Bullock, a sitting two-term governor from deep-red Montana with a reasonably progressive record, was a different matter. On paper, he had a strong electability argument in a cycle when Democratic voters were obsessed with electability, and as the presidential field first formed, he had some serious street cred. But he fatally alienated many insiders by refusing to enter the contest until his state’s legislative session ended in May. He missed the first debate in June, then had his one shot at a breakout moment in the July 30 debate in Detroit. As my colleague Gabriel Debenedetti explained at the time, expectations for Bullock were high going into that event:

For months now — and, in some cases, years — a handful of senior Democrats have been whispering to donors, activists, strategists, and pundits that they should take a serious look at Montana governor Steve Bullock. Here’s a guy who’s actually won a statewide race deep in Trump Country, an anti-dark-money crusader with a solid liberal record, who could be the non–Joe Biden folksy sorta-centrist voters might be looking for, they said.

Unfortunately, the most memorable Bullock moment in that debate was his argument with Elizabeth Warren about her proposed no-first-use-of-nuclear-weapons position. Appearing determined to keep a preemptive U.S. nuclear strike on the table was not a great look for today’s Democratic Party:

[A]s the evening wound down, his exchange with Warren over nuclear policy highlighted the sheer scale of the task he still has ahead of him. And it reminded his advocates that this world probably isn’t the one of their wistful musings.

And it was John Delaney, not Bullock, who succeeded in hogging attention as the non-Biden-centrist in the race by going after Sanders and Warren repeatedly. That was the last time Bullock appeared in a candidate debate.

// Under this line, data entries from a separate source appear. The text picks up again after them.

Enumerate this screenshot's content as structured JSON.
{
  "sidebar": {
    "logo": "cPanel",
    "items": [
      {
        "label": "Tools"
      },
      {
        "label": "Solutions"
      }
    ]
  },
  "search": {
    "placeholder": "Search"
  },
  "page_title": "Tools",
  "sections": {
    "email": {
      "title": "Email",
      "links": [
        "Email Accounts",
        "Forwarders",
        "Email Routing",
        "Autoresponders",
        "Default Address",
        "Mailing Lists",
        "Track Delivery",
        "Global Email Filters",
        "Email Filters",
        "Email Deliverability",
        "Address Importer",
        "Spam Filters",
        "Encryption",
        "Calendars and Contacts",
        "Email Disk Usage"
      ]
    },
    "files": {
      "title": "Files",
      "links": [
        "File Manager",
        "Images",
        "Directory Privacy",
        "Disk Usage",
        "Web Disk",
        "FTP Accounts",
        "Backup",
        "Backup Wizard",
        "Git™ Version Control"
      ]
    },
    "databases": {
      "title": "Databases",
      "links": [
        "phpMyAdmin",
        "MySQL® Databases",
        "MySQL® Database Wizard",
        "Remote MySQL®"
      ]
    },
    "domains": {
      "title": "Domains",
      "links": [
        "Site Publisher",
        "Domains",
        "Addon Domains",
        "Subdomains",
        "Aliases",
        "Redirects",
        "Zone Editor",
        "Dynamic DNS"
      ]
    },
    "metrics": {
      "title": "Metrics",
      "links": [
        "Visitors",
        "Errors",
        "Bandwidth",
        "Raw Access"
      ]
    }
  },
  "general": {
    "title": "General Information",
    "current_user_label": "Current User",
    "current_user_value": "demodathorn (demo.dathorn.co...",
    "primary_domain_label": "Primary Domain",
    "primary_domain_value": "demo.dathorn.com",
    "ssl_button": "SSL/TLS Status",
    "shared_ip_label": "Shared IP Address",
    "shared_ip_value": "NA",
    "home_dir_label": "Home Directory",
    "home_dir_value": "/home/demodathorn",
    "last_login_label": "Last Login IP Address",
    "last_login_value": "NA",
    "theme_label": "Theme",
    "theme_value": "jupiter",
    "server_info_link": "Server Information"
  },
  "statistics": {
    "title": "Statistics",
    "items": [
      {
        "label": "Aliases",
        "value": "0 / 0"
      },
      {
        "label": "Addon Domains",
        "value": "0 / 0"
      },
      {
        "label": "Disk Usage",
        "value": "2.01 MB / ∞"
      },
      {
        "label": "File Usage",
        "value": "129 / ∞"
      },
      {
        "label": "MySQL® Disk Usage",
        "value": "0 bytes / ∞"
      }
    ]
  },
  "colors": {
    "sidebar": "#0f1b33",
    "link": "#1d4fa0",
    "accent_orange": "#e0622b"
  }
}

He managed to pull in $2.3 million in third-quarter fundraising, enough to run a couple of TV ads in Iowa, the main focus of his campaign. And for his fans there was one thrilling moment when an Emerson poll of that state in October showed him suddenly holding 4 percent of the vote (good for sixth place, ahead of such worthies as Kamala Harris and Cory Booker). But subsequent surveys were deeply discouraging, particularly the gold-standard Selzer poll for the Des Moines Register, CNN, and Mediacom in November, which gave Bullock less than one-half of one percent alongside a pallid
24–26 favorability ratio. Whatever Bullock was selling, Iowa caucusgoers weren’t buying it.

One problem Bullock had among the party insiders who were his strongest constituency was the intense desire many harbored that in the end he would emulate John Hickenlooper by dropping out and instead running for the Senate (in his case, against Republican senator Steve Daines). Like Hickenlooper initially, Bullock has long maintained he’s not interested in becoming a senator, as Vox reported in August:

Bullock has repeatedly — and emphatically — said he doesn’t want the job.


Montana’s Senate seat “has never in his life, not once, been a consideration,” Bullock campaign senior adviser Matt McKenna told Vox. “There’s just no way.”

He repeated that demurral as he withdrew from the presidential contest. Buy cynics–or optimists, depending on how you look at it–will point out that Montana’s filing deadline for the Senate race isn’t until next March. Still, it’s more likely that Bullock will quietly end his term as governor next year and consider his options. He’s relatively young at 53. And if Democrats lose to Trump in 2020, Bullock will still be around, still possessing a sterling political record (if you overlook this misfired presidential bid) and his electability argument as his party sorts through the wreckage and looks for salvation.